As some may know, the biggest risk factor with Alzheimer’s is age, as it is a progressive disease that contains three stages. However, it is important to consider that each person will experience dementia in their own way, regardless of what type they may have. Scientists have declared that most forms of dementia are not hereditary, but that in rarer types of it there may be a genetic link, although that only accounts for a small proportion of cases.

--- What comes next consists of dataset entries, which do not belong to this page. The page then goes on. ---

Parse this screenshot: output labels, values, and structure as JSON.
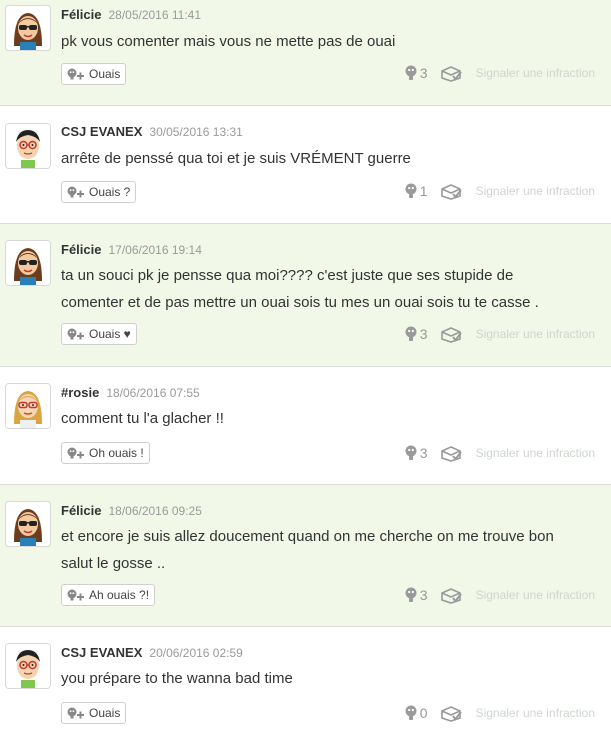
{
  "comments": [
    {
      "author": "Félicie",
      "date": "28/05/2016 11:41",
      "lines": [
        "pk vous comenter mais vous ne mette pas de ouai"
      ],
      "yeah_label": "Ouais",
      "yeah_count": "3",
      "report_label": "Signaler une infraction",
      "highlight": true,
      "avatar": "female-dark-sunglasses"
    },
    {
      "author": "CSJ EVANEX",
      "date": "30/05/2016 13:31",
      "lines": [
        "arrête de penssé qua toi et je suis VRÉMENT guerre"
      ],
      "yeah_label": "Ouais ?",
      "yeah_count": "1",
      "report_label": "Signaler une infraction",
      "highlight": false,
      "avatar": "male-glasses"
    },
    {
      "author": "Félicie",
      "date": "17/06/2016 19:14",
      "lines": [
        "ta un souci pk je pensse qua moi???? c'est juste que ses stupide de",
        "comenter et de pas mettre un ouai sois tu mes un ouai sois tu te casse ."
      ],
      "yeah_label": "Ouais ♥",
      "yeah_count": "3",
      "report_label": "Signaler une infraction",
      "highlight": true,
      "avatar": "female-dark-sunglasses"
    },
    {
      "author": "#rosie",
      "date": "18/06/2016 07:55",
      "lines": [
        "comment tu l'a glacher !!"
      ],
      "yeah_label": "Oh ouais !",
      "yeah_count": "3",
      "report_label": "Signaler une infraction",
      "highlight": false,
      "avatar": "female-blonde-red-glasses"
    },
    {
      "author": "Félicie",
      "date": "18/06/2016 09:25",
      "lines": [
        "et encore je suis allez doucement quand on me cherche on me trouve bon",
        "salut le gosse .."
      ],
      "yeah_label": "Ah ouais ?!",
      "yeah_count": "3",
      "report_label": "Signaler une infraction",
      "highlight": true,
      "avatar": "female-dark-sunglasses"
    },
    {
      "author": "CSJ EVANEX",
      "date": "20/06/2016 02:59",
      "lines": [
        "you prépare to the wanna bad time"
      ],
      "yeah_label": "Ouais",
      "yeah_count": "0",
      "report_label": "Signaler une infraction",
      "highlight": false,
      "avatar": "male-glasses"
    }
  ],
  "icons": {
    "yeah_button": "add-yeah-icon",
    "yeah_count": "yeah-face-icon",
    "spoiler": "spoiler-icon"
  },
  "colors": {
    "highlight_bg": "#f1f8e7",
    "normal_bg": "#ffffff",
    "author": "#333333",
    "date": "#9a9a9a",
    "report_link": "#cfd5cf"
  }
}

In 2017, the Alzheimer’s Society published a study examining the possible link between dementia and head injuries sustained by playing football. Studies published within the article detailed that “the brains of sportspeople after they have died have identified that a condition called Chronic Traumatic Encephalopathy (CTE) could be linked to high-collision sports.” The study was revealed to be particularly complicated as a vast amount of the brains that were examined showed signs of more than one form of dementia. Researchers concluded the study by stating that “based on current evidence, the risk arising from contact sports in the development of dementia remains uncertain. If such a link does exist, the contribution of concussion and milder forms of head injury to overall risk is likely to be small.”

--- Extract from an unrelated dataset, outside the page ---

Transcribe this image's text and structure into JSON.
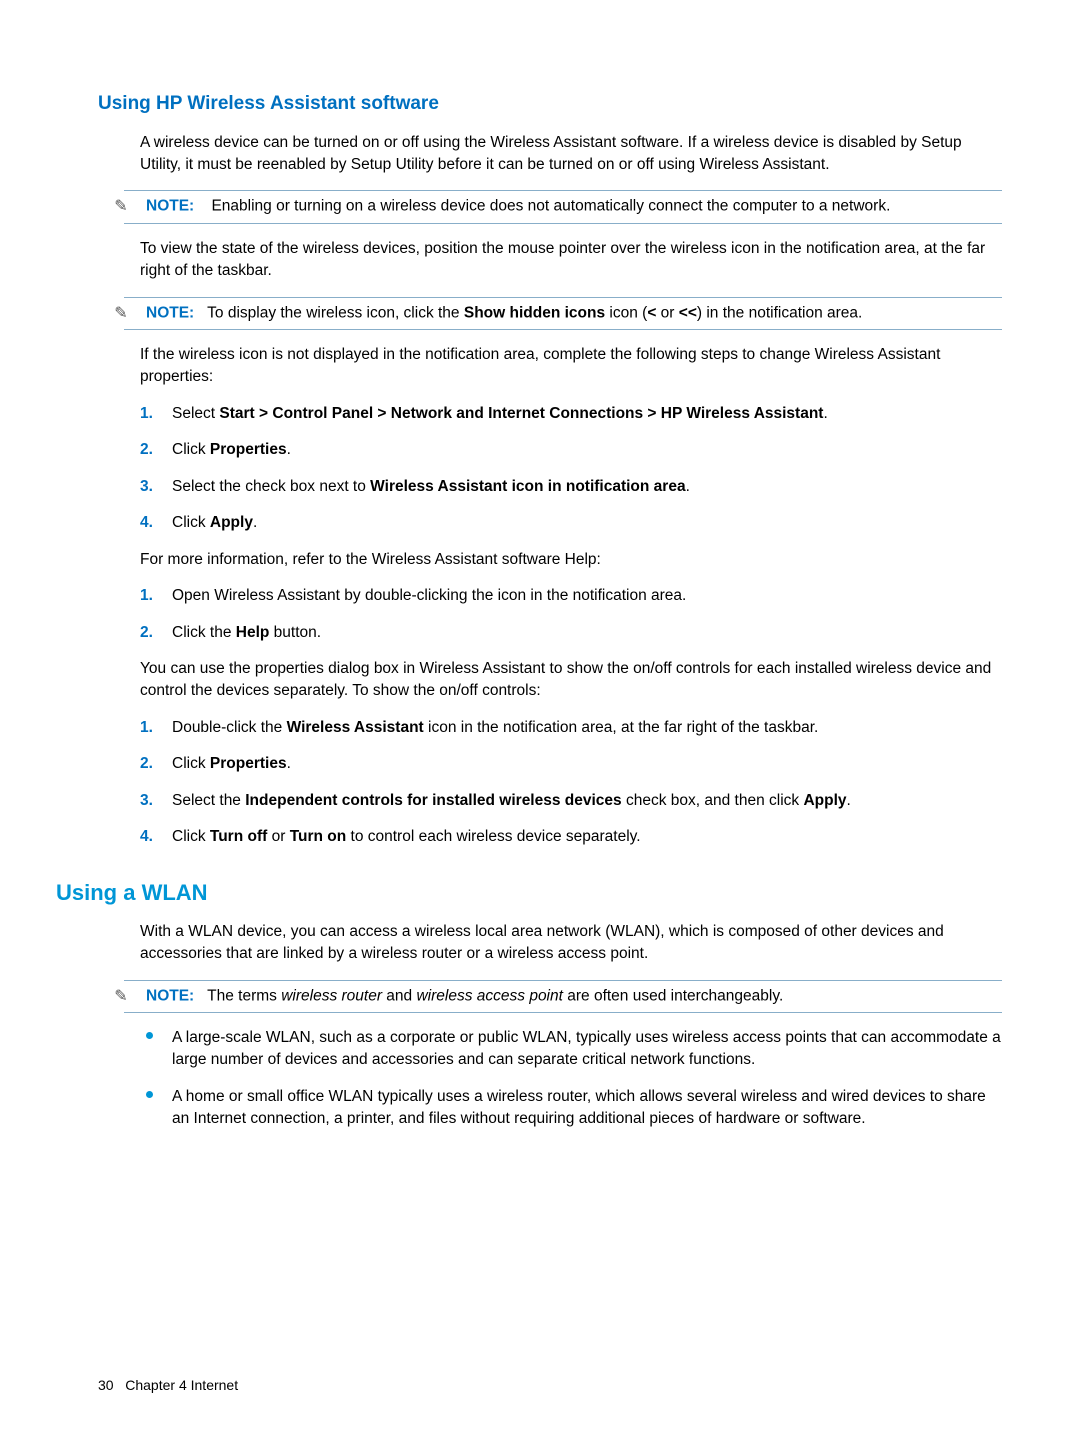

Fast-forward two years later, a new 22-month long research study proving otherwise has sparked wide debate among the media. The statement made by the Telegraph proclaimed that for footballers, “there was a five-fold increase in the risk of Alzheimer’s, a four-fold increase in Motor Neurone disease and a two-fold increase in Parkinson’s.” The research also mentions that, “former footballers were almost five times more likely to have been prescribed dementia drugs.” Additionally, it declares that they are unable to confirm if the causes of brain disease have occurred because of concussions or constant heading of footballs. After these results, the Football Association decided to financially back the research and encourage examinations to continue.
The statistics of people living with dementia or Alzheimer’s are rapidly increasing, so many are turning to science for clarification. Progression towards curing cancer looks promising, but for dementia, it is starting to look more than plausible. Scientists have conducted a sequence of tests that have proved successful for delaying the onset of Alzheimer’s.
Social interaction is the most advised by doctors and nurses, as regular engagement has shown to spark brain connections, which can stimulate activity. Mental and physical exercise have also been tested to see if mental encouragement can slow down the Alzheimer’s, as well as slowing down cognitive declination. Both have been proven to be effective. Encouraging a person living with dementia or Alzheimer’s to keep a well-balanced diet is vital to improve their energy, as well as their memory.
Although it is not yet finalised, medical experts are on the verge of a scientific breakthrough. A mere three years ago, Alzheimer’s Research UK announced that plans for a vaccination that would delay the onset effects of Alzheimer’s were entering an early stage of clinical trials. The vaccine aims to halt, slow or reverse the disease in its tracks, and could possibly be life-changing for those who show symptoms of dementia in its early stages.
Dementia Awareness Month may have just passed by, but for families with people living with dementia or Alzheimer’s, awareness should be a daily occurrence, even though the future remains hopeful with a vaccine in sight. For anyone who wishes to improve their knowledge or understanding of dementia, inquiring at your local care home and spending some time with those living with the disorder is a good start.